~23~

23 2 0
                                    

Piosenka:
Fourth of july - Sufjan Stevens

Tydzień później

- Wyglądam dobrze? - pytam stojącego obok mnie chłopaka, który właśnie poprawia swój krawat.

Jesteśmy właśnie w jednym z pokoi gościnnych Juliana, ponieważ skończył mi się czas przebywania w hotelu. Will przyjeżdża do mnie popołudniami, ponieważ często musi pilnować z rana hotelu.
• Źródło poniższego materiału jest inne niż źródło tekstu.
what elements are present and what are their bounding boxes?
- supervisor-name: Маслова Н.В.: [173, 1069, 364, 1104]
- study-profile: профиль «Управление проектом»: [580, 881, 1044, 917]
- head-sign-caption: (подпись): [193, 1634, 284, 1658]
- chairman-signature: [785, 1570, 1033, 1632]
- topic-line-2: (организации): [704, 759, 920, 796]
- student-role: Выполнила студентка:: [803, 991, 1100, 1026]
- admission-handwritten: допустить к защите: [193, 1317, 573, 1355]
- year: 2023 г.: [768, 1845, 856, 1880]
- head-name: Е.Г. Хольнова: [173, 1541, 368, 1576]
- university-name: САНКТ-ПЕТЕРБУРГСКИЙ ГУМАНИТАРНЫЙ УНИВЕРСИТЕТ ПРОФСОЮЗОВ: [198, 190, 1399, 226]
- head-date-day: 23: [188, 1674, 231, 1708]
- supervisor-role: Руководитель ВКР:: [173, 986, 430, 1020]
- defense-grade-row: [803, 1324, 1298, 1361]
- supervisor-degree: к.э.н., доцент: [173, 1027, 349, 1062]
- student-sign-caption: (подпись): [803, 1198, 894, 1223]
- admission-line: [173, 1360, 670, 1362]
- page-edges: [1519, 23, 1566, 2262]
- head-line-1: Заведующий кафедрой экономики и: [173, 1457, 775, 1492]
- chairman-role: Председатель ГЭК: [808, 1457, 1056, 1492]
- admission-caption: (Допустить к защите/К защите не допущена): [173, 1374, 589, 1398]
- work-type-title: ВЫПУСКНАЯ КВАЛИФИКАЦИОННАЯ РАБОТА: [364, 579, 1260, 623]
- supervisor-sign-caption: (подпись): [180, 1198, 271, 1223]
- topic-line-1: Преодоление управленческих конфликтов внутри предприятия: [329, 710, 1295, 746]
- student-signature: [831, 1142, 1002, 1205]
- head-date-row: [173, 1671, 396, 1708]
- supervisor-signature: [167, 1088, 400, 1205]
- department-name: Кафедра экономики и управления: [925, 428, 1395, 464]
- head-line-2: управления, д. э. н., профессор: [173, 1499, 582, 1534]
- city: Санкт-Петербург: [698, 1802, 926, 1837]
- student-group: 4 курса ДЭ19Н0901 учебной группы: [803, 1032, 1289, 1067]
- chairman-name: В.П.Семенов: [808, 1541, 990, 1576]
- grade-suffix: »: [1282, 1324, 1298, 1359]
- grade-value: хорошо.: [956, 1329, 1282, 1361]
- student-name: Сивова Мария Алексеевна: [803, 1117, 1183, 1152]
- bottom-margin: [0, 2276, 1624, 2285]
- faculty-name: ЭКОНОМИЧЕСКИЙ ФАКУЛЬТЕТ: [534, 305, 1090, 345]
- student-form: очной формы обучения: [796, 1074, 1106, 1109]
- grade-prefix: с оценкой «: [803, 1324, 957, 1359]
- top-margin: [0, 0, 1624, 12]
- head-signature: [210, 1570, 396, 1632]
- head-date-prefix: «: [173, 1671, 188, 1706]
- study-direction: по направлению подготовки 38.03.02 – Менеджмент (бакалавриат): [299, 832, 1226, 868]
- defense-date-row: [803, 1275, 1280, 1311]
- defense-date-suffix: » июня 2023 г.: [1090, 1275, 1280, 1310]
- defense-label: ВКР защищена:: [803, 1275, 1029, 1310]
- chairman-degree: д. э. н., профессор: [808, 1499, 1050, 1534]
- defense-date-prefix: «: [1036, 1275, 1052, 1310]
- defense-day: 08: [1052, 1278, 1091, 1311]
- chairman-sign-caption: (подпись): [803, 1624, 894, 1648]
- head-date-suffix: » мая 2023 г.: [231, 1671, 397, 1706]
Jego ojciec stwierdził, że Will zdecydowanie zaniedbał swoje obowiązki, dlatego też widzimy się dopiero potem.

- Tak, wyglądasz idealnie - chłopak owija swoje ręce wokół mojej talii, i składa pocałunek na moim policzku.

Patrzę na nasze odbicie w lustrze. Ja mam na sobie ciemną sukienkę, czarne szpilki, i tego samego koloru marynarkę razem z pozłacaną gdzieniegdzie torebką. Włosy mam rozpuszczone, a makijaż zrobiłam sobie dosyć lekki. Nie traciłam czasu na tusz do rzęs, bo wiedziałam, że niedługo i tak go rozmażę. Chłopak ma na sobie czarny garnitur, białą koszulę, i szary krawat. Jego włosy są wręcz idealnie zaczesane. Will łapie mnie za rękę, i idziemy w stronę wyjścia.

- Pamiętaj, aby w drodze pojechać do kwiaciarni - mówię chłopakowi.

- Oczywiście, że pamiętam.

Schodzimy na dół, a tam czeka na nas cała reszta. Leila jest ubrana w podobnego koloru strój, a jej głowę zdobi ciemny, słomkowy kapelusz. Obok niej znajduje się elegancko wystrojony Fred. Szukamy wzrokiem Juliana, którego nigdzie nie ma.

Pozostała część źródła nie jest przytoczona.